Hungary to Romania Bond Bulls Run With Belka’s Rate Cut

Bond bulls in Hungary and Romania are taking their cue from Poland’s surprise interest-rate cut, betting borrowing costs across the region have room to decline.

Hungarian 10-year yields slid the most in a year last week, with yields on similar Romanian securities recording the biggest drop in seven weeks. Polish central bank Governor Marek Belka reduced the benchmark by twice the amount analysts’ predicted on Oct. 8, slicing it 50 basis points to a record 2 percent.

Investors may be preparing for central banks in the region to respond as the economies of post-communist European Union nations sputter amid a euro-region slump and trade disruptions with Russia because of the crisis in Ukraine. While Hungary has said its cycle of rate cuts has concluded, Romania will reassess its stance on borrowing costs following the move by Poland, deputy central bank Governor Bogdan Olteanu said Oct. 9.

“There’s been a shift in market sentiment and everybody’s back to cutting,” Daniel Bebesy, a money manager at Budapest Fund Management, who helps oversee $2 billion in assets, said by phone Oct. 10. “Hungary had previously jumped ahead in cutting rates. What we used to see as a risky policy may now be viewed as a more proactive stance compared with regional peers.”

Hungary’s bonds returned 2.6 percent in dollar terms this month, the third-best performance among 31 countries in the Bloomberg Emerging Market Local Sovereign Index. Poland, with a 0.9 percent gain, is ninth and Romania, at 0.7 percent, is 12th.

‘Considerable Symmetry’

There is “considerable symmetry” between business and inflation cycles in the region’s economies, which gives Hungarian and Romanian bonds “room to catch up,” Koon Chow, the London-based head of emerging-markets strategy at Barclays Plc, wrote in a report Oct. 9, recommending buying forint bonds maturing in 2018, 2022 and 2023 and leu bonds due 2017 and 2023.

Poland has $236 billion of outstanding sovereign debt, according to data compiled by Bloomberg, the most in eastern Europe and 43 percent more than the $165 billion total for Hungary and Romania combined.

Industrial output in Poland and Hungary declined year on year in August, reflecting the steepest drop in German manufacturing since January 2009, when the euro area was sliding into its debt crisis. Consumer-price growth in the two central European economies fell below zero, with Hungary’s inflation dropping last month to the least since the 1960s.

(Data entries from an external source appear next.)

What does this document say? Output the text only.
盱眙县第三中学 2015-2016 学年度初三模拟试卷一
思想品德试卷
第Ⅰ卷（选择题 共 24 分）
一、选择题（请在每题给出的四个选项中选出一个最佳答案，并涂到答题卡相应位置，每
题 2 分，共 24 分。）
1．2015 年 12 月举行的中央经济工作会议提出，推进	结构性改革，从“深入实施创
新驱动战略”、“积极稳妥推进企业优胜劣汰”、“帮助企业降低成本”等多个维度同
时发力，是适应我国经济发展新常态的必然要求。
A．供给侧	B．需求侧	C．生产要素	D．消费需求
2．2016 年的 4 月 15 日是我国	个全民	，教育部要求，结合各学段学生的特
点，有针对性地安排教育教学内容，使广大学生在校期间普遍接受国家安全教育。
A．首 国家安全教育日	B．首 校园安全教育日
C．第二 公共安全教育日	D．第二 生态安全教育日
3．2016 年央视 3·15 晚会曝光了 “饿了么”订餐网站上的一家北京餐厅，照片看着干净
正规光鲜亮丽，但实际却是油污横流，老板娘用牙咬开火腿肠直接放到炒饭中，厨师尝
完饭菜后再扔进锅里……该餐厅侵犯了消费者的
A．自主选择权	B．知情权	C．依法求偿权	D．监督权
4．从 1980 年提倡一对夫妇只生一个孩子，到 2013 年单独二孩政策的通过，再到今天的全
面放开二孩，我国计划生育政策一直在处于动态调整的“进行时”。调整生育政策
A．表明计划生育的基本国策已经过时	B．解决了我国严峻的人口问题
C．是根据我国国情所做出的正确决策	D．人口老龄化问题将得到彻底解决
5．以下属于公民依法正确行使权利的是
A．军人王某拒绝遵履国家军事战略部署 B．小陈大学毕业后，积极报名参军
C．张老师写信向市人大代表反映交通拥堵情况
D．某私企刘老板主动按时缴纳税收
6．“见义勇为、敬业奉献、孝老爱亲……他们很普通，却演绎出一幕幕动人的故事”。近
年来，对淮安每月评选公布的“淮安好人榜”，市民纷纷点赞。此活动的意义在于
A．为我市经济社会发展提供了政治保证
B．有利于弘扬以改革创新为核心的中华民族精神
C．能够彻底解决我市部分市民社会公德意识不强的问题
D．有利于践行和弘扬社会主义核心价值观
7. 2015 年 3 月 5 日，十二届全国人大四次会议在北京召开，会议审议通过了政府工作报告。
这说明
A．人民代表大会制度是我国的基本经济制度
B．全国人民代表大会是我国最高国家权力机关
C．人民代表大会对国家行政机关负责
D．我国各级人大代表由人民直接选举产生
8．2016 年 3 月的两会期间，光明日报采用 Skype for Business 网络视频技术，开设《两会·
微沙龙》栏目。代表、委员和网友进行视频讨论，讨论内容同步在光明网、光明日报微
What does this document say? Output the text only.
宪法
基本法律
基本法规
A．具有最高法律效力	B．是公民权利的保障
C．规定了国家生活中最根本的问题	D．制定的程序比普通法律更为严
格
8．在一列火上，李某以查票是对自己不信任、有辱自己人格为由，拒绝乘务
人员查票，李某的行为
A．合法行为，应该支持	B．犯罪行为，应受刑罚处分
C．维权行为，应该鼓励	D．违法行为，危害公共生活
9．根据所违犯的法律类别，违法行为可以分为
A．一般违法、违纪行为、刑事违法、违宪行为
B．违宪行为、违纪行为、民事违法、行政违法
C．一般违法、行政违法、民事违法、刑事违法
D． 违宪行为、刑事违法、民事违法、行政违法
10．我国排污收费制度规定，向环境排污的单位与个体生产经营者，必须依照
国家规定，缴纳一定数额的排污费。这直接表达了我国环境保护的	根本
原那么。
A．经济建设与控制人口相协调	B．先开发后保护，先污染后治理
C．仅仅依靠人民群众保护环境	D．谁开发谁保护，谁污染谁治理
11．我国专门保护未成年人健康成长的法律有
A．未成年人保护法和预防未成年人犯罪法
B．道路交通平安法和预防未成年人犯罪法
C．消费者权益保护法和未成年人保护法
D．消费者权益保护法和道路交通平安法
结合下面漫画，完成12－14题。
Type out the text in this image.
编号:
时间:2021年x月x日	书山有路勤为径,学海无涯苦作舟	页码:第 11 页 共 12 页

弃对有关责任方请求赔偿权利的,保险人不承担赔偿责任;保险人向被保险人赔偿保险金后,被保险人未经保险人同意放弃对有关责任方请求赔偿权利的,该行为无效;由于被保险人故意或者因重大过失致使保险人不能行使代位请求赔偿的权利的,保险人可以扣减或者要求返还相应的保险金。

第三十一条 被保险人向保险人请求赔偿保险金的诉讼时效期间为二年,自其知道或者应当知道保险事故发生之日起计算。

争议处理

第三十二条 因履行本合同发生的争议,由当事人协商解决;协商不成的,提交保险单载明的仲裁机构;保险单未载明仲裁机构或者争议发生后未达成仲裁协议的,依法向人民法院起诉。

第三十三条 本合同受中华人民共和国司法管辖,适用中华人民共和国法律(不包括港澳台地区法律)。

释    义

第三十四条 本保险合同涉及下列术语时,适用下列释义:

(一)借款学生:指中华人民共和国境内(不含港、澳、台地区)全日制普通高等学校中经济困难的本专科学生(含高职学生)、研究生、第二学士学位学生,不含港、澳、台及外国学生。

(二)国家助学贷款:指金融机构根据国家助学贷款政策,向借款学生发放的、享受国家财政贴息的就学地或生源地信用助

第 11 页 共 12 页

Poland’s monetary-policy reaction to the downturn brought its key interest rate below Hungary’s benchmark of 2.1 percent for the first time since May. Hungary may need to keep the rate on hold through 2015, central bank Deputy Governor Adam Balog was quoted as saying by MTI news service today. Romania cut its main rate 25 basis points to a record 3 percent this month.

‘Catch Up’

While Poland’s peers can’t disregard its “aggressive” easing, the cut in borrowing costs was more important for zloty government bonds, according to Lukasz Witkowski, who helps manage 15.9 billion zloty ($4.8 billion) in assets at Warsaw-based mutual fund PKO TFI SA.

“The cut has de facto allowed Poland to catch up with the level Hungary was already at,” he said by e-mail Oct. 10, adding that Romania “probably has space” for lower rates.

The yield on Hungary’s 10-year government bonds slumped 40 basis points last week to 4.25 percent, the biggest weekly decline since September 2013, while that on Romanian securities fell 15 basis points. The yield on similar Polish debt tumbled 29 basis points, the most since July, to a record 2.75 percent.

Hungary’s forint strengthened 1.5 percent against the euro last week, the best performance among 24 emerging-market currencies tracked by Bloomberg, and traded little changed at 305.52 in Budapest today. The leu gained 0.1 percent to 4.4014 per euro, while the zloty was steady at 4.1901.

“The Polish market is usually a proxy for the region,” Stephan Imre, a Vienna-based economist at Raiffeisen Bank International AG, said by phone Oct. 10. “We don’t think Hungary will cut rates, but speculation regarding the resumption of the easing cycle will drive yields lower.”